Barry Spilchuk

Patient Contributed Story

I couldn’t tell if she was a Nurse or an Angel. It turns out she was both! Denise was the first nurse I had to “tuck me in” the night that I “checked in” to the Princess Margaret Hotel. She was gentle, kind, caring and VERY understanding.

It turns out all of my nurses were kind, caring, gentle and understanding. I know they are trained to be that can tell when someone is being nice because they have to...or...nice because they are just, well...nice. Based on what I was going through, non-Hodgkins lymphoma, it was NICE to be surrounded by genuinely NICE and caring souls.

After a few days of tests, joking around with the staff and secretly hiding my tears, I unexpectedly had a vision of my Aunt Mary. Her hobby was sewing and I always admired the stuffed tomato she used as a pin cushion. It was a bright red felt, had green leaves sewn on it and dozens of needles sticking into it - waiting their turn to go into action and sew Aunt Mary's next cotton creation. Thinking back, my vision was not of Aunt was of her pin cushion!

I felt like her pin cushion! I had so many needles put into me I felt like that red fuzzy tomato!

I also had the opportunity to learn the alphabet all over again. I was subject to: EKG, ECG, MRI, CT-Scan and I think I even had an E-I-E-I-O!

After all the testing, scanning, prodding and analysis, they started talking about my personal “Chemo Cocktail” and were determining what was the best recipe for me to have so I could get better faster.

My five week stay at this luxury hotel was amazing! I have always loved traveling and I really loved the hotels where everything was at your fingertips. My way of coping with the cancer was to invoke my imagination and turn everything into an adventure.

A few days after checking in to “Chateau Chemo”, Denise, my Angel nurse, started talking to me about my first chemotherapy treatment.
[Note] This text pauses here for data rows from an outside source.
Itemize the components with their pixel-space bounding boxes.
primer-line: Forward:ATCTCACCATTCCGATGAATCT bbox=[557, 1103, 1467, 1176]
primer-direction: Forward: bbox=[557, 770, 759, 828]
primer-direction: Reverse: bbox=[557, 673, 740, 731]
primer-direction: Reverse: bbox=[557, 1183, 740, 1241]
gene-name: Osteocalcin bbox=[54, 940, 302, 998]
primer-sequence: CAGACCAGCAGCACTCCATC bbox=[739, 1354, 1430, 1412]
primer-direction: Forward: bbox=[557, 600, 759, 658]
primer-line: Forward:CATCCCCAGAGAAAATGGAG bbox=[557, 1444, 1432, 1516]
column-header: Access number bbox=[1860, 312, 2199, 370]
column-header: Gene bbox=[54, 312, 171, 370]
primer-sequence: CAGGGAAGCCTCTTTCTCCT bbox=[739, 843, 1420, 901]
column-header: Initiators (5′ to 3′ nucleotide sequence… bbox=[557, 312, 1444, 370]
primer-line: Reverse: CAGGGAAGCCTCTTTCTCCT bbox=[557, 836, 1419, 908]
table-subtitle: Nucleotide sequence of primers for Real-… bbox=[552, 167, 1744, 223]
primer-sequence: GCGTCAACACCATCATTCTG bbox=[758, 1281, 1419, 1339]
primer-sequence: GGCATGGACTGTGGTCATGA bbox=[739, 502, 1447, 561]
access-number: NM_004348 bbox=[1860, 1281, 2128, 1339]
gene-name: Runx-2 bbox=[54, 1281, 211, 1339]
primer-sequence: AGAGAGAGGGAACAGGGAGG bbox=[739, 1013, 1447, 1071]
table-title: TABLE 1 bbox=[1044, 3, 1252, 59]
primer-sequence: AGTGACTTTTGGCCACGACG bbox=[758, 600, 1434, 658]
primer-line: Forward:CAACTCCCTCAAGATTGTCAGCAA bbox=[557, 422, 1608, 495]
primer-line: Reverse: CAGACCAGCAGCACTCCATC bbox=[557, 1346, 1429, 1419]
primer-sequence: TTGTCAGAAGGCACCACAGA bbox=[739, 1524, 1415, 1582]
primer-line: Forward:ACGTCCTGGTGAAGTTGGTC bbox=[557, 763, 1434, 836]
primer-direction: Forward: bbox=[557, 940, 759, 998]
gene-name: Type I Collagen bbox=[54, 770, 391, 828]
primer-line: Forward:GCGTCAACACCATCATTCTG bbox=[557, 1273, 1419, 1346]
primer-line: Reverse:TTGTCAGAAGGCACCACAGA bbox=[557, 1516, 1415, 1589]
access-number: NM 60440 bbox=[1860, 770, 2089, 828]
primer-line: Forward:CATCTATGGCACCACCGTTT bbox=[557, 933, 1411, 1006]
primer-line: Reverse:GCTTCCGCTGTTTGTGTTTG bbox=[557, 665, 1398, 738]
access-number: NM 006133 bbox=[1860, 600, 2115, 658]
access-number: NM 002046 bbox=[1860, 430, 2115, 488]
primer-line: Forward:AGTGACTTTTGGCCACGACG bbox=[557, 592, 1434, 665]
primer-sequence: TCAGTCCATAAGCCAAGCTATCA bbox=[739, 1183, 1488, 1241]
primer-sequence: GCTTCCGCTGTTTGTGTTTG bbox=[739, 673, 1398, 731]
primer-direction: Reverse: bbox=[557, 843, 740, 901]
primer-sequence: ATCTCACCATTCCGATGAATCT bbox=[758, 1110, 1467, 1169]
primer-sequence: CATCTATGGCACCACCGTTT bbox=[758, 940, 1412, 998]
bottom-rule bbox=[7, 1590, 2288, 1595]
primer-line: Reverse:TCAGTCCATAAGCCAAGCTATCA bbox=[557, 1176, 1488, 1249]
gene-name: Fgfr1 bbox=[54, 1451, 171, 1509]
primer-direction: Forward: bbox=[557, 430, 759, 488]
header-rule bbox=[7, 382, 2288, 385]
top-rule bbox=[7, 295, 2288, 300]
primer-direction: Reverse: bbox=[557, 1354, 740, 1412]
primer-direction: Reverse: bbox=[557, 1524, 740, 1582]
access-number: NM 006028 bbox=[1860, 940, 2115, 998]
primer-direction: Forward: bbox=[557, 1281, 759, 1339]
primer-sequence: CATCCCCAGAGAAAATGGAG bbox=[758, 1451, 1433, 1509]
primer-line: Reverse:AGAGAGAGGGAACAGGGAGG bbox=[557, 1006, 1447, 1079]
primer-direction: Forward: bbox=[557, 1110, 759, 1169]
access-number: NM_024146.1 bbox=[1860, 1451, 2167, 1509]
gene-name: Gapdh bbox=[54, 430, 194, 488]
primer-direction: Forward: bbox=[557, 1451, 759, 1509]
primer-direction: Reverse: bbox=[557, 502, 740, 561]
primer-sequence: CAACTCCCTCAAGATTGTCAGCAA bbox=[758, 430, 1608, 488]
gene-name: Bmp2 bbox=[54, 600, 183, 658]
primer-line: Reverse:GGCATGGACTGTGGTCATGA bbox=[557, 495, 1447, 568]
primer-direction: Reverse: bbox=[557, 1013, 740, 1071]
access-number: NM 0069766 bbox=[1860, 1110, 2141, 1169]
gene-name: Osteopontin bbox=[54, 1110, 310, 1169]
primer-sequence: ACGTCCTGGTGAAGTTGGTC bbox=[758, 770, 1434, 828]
I had heard so many horror stories about what chemo did to someone’s body and sometimes their spirit.

Denise could tell I was nervous as she was prepping me for my first “serving” of my chemo cocktail. She said some words that made me laugh, and made me look at chemo as my friend.

“Barry, from now on, you get to blame EVERYTHING in your life on the chemo!” I smiled and said, “Everything?!!” “Even after the chemo is done?” “Why not she’re having chemo, who’s going to argue with you!” Thanks Denise, I still use that excuse to this day!

One of the reasons I was at Princess Margaret for so long was due to a previous accident I had suffered by falling through the stairs at a local business. I was unable to walk because I could not place any weight on my left foot. The physiotherapists were so understanding and amenable and tried to help me heal in various different ways. When they realized that walking was not possible for me, they would come in and have me visualize my healing.

That was a constant at The Princess Margaret...the entire team included me in my healing. It felt so nice to have a say in how I got better. Everyone is allowed to heal in their own way. One of my fellow “guests” wanted to read EVERYTHING that was ever written about cancer. She wanted to “fight” cancer just like the slogan said.

Early on, I asked the Doctor, “Could you please NEVER mention the word cancer again? Please talk to me about what HEALING looks like. Also, I don’t want to fight cancer, it’s too tiring. I choose to “dance” with cancer - even though my foot’s not working right!” To my surprise, the Doctor honoured my request. The lady who wanted to “fight” cancer was right - and so was I.

We both got better.

Another part of my adventure was taking a few trips on the “underground highway” via the amazing porters. They knew every secret passage to actually go under University Avenue and get to Toronto General or Mount Sinai so the teams at those hospitals could do some of the testing that PMH was unable or too busy to do.

I felt blessed to be a part of this network that proved the adage that, “Professionals CREATE, Amateurs COMPETE.” The three hospitals worked hand in hand for one main goal... to heal me and my fellow cancer dancers.

Every time I had the pleasure of riding the underground highway I felt like I was sneaking away from home! The porters were my accomplices in my adventures and yet, they always remained loyal to “The Mothership” and eventually always brought me home.

As my final words, I would simply like to say two very specific words to the Angels at The Princess Margaret and their colleagues at the other hospitals, who come disguised as: Nurses, Doctors, Porters, Maintenance workers, Lab personnel, Admin and Volunteers... “THANK YOU!”

To all of the above people and those who have donated funds via cheque, sponsorship, walk-athons, bottle-drives and private fund raising events - THANK YOU for your past support, your prayers and your on-going and continuous donations - cancer WILL be beaten - with your continued support. I am LIVING proof that your support, be it financial, emotional or otherwise is working.

I am alive today because of everyone mentioned in this letter, God's grace, my family, friends and many others who I have not met.

Thank you and may God bless us all as we celebrate the dance.